I was missing the beauty. I kept speaking. Words that barely stopped to hear something about beautiful. I looked briefly, but did not see it. I realized not in the moment, later, I could be drinking in beauty, instead I was spilling suffering. Hoping for someone to hear a bit of my pain. I am tired, worn out, failing always. I am Tired of trying not to fail. I am overwhelmed with the trying.

"Did you smell those roses!" I missed it again, almost. Out of the corner of my eye, I see red;. bright red. The sun is beginning to rise, it is not so dark. I want to stop. To go back. To breathe deep in and smell. But I can't. I can't stop running.

"I want to spend TIME with you." He says. Precious time with my husband whom I love. But I have plans. I have things to do. A list has been made. I have been waiting all day to finally sit. "I want to just spend TIME with you, talk." And so I do, reluctantly looking at what I had planned. Frustrated that I cannot enjoy this moment, this now.
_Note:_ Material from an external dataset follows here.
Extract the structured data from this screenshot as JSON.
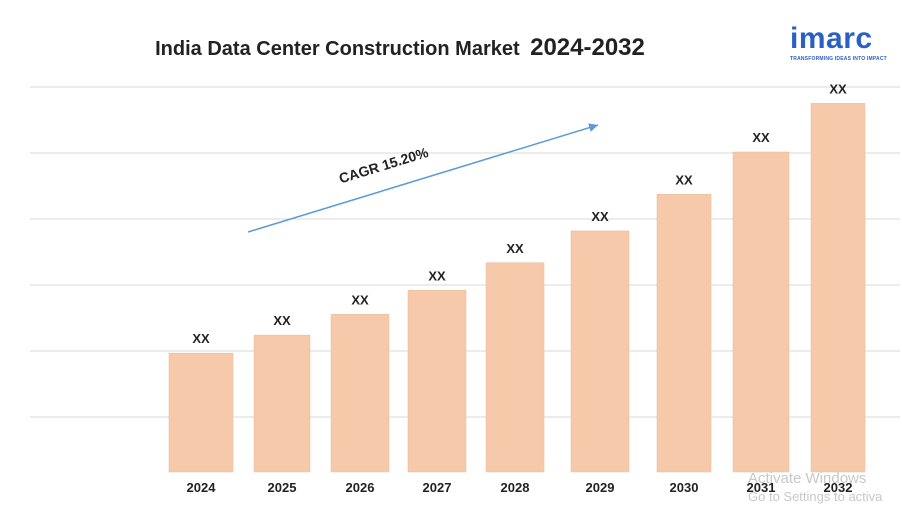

"It is funny how I used to love to just spend time, now it seems so much work." Before I even finish the words, I know it was a mistake. He is not work. He is not the problem. It is me, my problem. If I had written him in my schedule in my mind, I would be okay, I think. But tonight it just wasn't my plan. I was not treasuring like I did before we married, every waking minute of quiet we had to get to know each other, I was trying to fit him in. I missed the moment, the beauty.

So I am back to my list, to sit in beauty, in the moment that I am thankful for.

11. Friends that do not miss the beauty, that point it out when they see it.
12. A neighbor who frequently meets me with iced coffee after rest time, knowing, most days are long
13. Bikes that are ridden up and down the street in the cooler evening of fall
14. The smell of freshly mowed grass.
15. Roses, bright red roses in the fall, that remind me to stop.
16. A husband who wants to just spend time with me, turn off the TV, computer and talk and listen
17. A daughter who lets me be sad, curled up in my arms when I am homesick still, then wipes my eyes, "All done mommy?"
18. "Catching Cickets" or catching grasshoppers, but a two year old's version is much cuter
19. Laughing until I cry
20. Windows open that let in the smell of outdoors; the smell that reminds me of freshly washed sheets hung on the line and then crawling into bed as a child after a long day of playing in the summer sunshine.